Recently, central government has planned to sail a 21-meter "stitched ship" made using ancient techniques, to a journey from Odisha to Indonesia's Bali, reviving maritime heritage in November 2025.

About the initiative:
  • The project, an initiative of the Central government, along with the Navy, the Culture Ministry, and Goa-based shipbuilding company Hodi Innovations.
  • It is expected to take 22 months to complete.
  • The ship has been planned to reach its destination during the Bali Jatra festival on Kartik Purnima to the island.

Bali Yatra, a festival that commemorates the rich maritime history of Odisha is celebrated throughout the state.

In the historic city of Cuttack, a week-long event is organised starting from the day of Kartika Purnima (full moon day in the month of Kartik i.e October-November).

Historical Linkage:

  • The Kalinga Empire (present-day Odisha) is known for its glorious maritime history.
  • Due to the geographical location of Kalinga, this area saw the growth of ports as early as the 4th and the 5th century BC.
  • The Kalingas constructed large boats called the ‘Boitas’ and with the help of these, they traded with the Indonesian islands.
  • As a result of these influences, the Balinese also celebrate Hindu Festivals such as Shivaratri, Durga Pooja and Saraswati Pooja.
  • Some of the famous ports, Tamralipti, Manikpatna, Chelitalo, Palur, Pithunda allowed India to connect with other countries via the sea.
  • Indian women perform ‘Boita Bandana’; they make boats of paper or banana leaf (sholapith) with lighted lamps inside and float them down the Mahanadi as a part of the celebrations.

Stitched Shipbuilding Method (Tankai method):

  • It is a 2000-year-old technique of shipbuilding, where ships are constructed by stitching wooden planks together rather than using nails, offering flexibility and durability, making them less susceptible to damage from shoals and sandbars.
  • Although the arrival of European ships led to a shift in shipbuilding techniques, the art of stitching ships has survived in a few coastal regions of India, primarily for small local fishing boats.

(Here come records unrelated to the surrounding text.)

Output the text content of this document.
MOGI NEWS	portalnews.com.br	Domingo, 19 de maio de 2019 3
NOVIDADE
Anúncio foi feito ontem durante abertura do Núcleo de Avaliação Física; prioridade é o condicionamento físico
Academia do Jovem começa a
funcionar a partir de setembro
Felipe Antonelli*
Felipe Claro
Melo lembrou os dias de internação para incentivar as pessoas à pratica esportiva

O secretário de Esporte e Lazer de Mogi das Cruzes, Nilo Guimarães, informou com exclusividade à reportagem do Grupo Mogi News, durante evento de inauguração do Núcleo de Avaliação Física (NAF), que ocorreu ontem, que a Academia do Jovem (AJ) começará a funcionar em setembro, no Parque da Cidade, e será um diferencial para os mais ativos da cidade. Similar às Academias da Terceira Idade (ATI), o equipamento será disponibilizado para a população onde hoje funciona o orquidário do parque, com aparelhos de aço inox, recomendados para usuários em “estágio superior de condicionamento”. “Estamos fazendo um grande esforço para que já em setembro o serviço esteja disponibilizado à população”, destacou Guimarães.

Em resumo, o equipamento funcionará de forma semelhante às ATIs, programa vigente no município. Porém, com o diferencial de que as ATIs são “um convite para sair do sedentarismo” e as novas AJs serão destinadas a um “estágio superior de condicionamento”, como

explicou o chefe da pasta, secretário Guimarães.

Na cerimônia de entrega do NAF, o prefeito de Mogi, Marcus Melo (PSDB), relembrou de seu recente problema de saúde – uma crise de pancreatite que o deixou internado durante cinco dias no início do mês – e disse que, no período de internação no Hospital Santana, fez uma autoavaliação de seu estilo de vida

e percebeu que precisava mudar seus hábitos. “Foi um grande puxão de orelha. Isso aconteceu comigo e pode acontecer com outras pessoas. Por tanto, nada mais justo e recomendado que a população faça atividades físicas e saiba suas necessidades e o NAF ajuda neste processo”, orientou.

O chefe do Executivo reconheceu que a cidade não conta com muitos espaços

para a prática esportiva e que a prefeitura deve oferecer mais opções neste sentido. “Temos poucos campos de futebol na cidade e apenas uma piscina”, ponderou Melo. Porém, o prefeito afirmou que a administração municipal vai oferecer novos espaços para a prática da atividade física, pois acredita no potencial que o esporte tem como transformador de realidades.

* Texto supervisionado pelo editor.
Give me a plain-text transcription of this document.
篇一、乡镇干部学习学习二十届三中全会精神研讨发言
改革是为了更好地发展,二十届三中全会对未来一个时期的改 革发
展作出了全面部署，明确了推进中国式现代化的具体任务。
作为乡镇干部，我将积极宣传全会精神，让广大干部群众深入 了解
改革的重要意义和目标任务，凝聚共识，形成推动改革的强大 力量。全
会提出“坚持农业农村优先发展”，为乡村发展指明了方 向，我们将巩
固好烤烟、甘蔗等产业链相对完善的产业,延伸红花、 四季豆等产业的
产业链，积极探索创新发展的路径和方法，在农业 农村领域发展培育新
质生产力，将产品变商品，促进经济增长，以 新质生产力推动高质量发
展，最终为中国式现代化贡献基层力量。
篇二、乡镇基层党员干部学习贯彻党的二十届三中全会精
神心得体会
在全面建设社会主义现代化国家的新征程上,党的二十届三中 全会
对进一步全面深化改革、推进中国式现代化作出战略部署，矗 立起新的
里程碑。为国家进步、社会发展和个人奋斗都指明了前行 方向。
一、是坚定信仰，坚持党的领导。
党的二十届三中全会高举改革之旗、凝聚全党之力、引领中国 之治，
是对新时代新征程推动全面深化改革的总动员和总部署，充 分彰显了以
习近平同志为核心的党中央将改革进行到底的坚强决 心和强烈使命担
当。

  • These ships are more durable as nails are not used.
  • Also these ships caused less damage due to shoals and sandbars.
  • For thousands of years they contributed to trade, cultural exchange, and exploration.

Significance of Project:

  • Reviving and Rejuvenation of Art: Project will ensure the preservation of cultural heritage for future generations.
  • Promote Craftsmanship: Project aims to leverage the expertise of the remaining traditional shipwrights in India and showcase their exceptional craftsmanship.
  • Revive Ancient Trade Links with Indian Ocean littoral countries: The project seeks to gain insights into the historical interactions across the Indian Ocean, which facilitated the flow of Indian culture, knowledge systems, traditions, technologies, and ideas, by sailing along ancient maritime routes using traditional navigational techniques.
  • Cultural Pride: Project will instill a sense of pride in India’s rich maritime heritage among its citizens.